There are a lot of different, heavily-optimized malloc implementations, including tcmalloc, ptmalloc, dlmalloc, and jemalloc but, before diving into any of those, it’s useful to consider how you might implement a very basic malloc.

Now, trivially, we could implement malloc so that a call to malloc basically maps to the system call sbrk. sbrk(n) moves the location of the program break – the end of the process’s data segment – by n bytes, which means that n bytes of memory have been allocated to the process.

Our implementation would basically look something like this:

void* malloc (unsigned n) 
{
    return sbrk(n);
}

However, calls to sbrk are expensive. It would be more efficient if our malloc implementation allocated a large chunk of memory via a call to sbrk and then broke that into smaller pieces when necessary, instead of calling sbrk whenever memory needs allocated.

Keep in mind, though, that – when there is no memory available – malloc will have to make a call to sbrk and, since malloc is not the only reason to call sbrk, the new chunk of memory will not be contiguous with the old chunk.

In addition, we will want to re-use any memory that has been free’d, so our malloc implementation should keep track of all the memory that’s currently available to the program. Since these pieces of memory might not be contiguous, we’ll use a linked-list to keep track of them.

Finally, we’ll need to keep track of how large each piece of memory in our linked-list is.

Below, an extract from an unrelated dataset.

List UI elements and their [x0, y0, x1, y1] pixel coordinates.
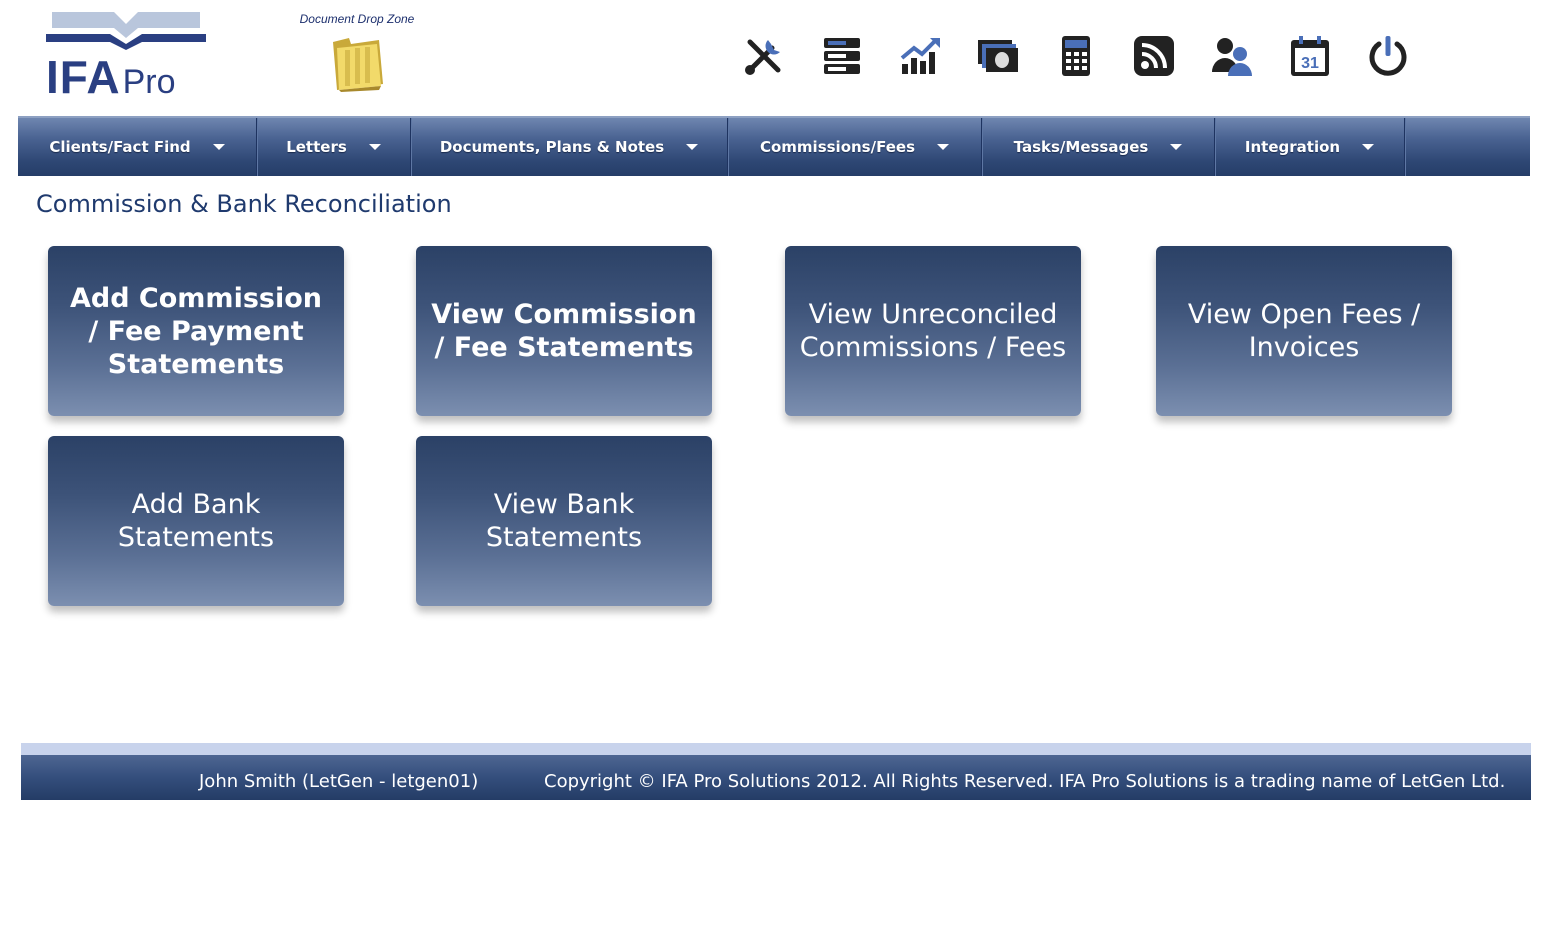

We can add a size field our linked-list struct to do this.

So, putting it all together, this is how our basic malloc implementation looks:

#define MINIMUM 1024 /* minimum allocation via sbrk */

struct header {
    struct header* next; /* ptr to next in list */
    unsigned size;
}

static header base; /* list to get started */
static header* freep = NULL; /* start of free list */

void* malloc (unsigned n) 
{
    header* p, *prev;
    unsigned nunits;
    
    nunits = (n + sizeof(header) - 1) / sizeof(header);
    /* check if there's a list of free memory yet */
    if ((prev = freep) == NULL) {
        base.next = freep = prev = &base;
        base.size = 0;
    }
    
    for (p = prev->next; ; prev = p, p = p->next) {
        /* is free piece big enough? */
        if (p.size >= nunits) { 
            if (p->size == nunits) /* exactly? */
                prev->next = p->next;
            else { /* allocate part of free piece */
                p->size -= nunits;
                p += p->size;
                p->size = nunits;
            }
            freep = prev;
            return (void *)(p + 1);
        }
        
        if (p == freep) /* wrapped around list */
            if ((p = moremem(nunits)) == NULL)
                return NULL; /* no free memory */
    }
}

/* request more memory from kernel */
header* moremem (unsigned n) 
{
    char* p;
    header* up;
    
    if (n < MINIMUM)
        n = MINIMUM;
        
    p = sbrk(n * sizeof(header));
    
    if (p == (char *) -1) /* no free memory */
        return NULL;
        
    up = (header *) p;
    up->size = n;
    free((void *)(up + 1));
    
    return freep;
}

That’s the gist of it. I’m not going to bother implementing free(n), but all it does is find where the proper place for n is in the list freep and then inserts it there.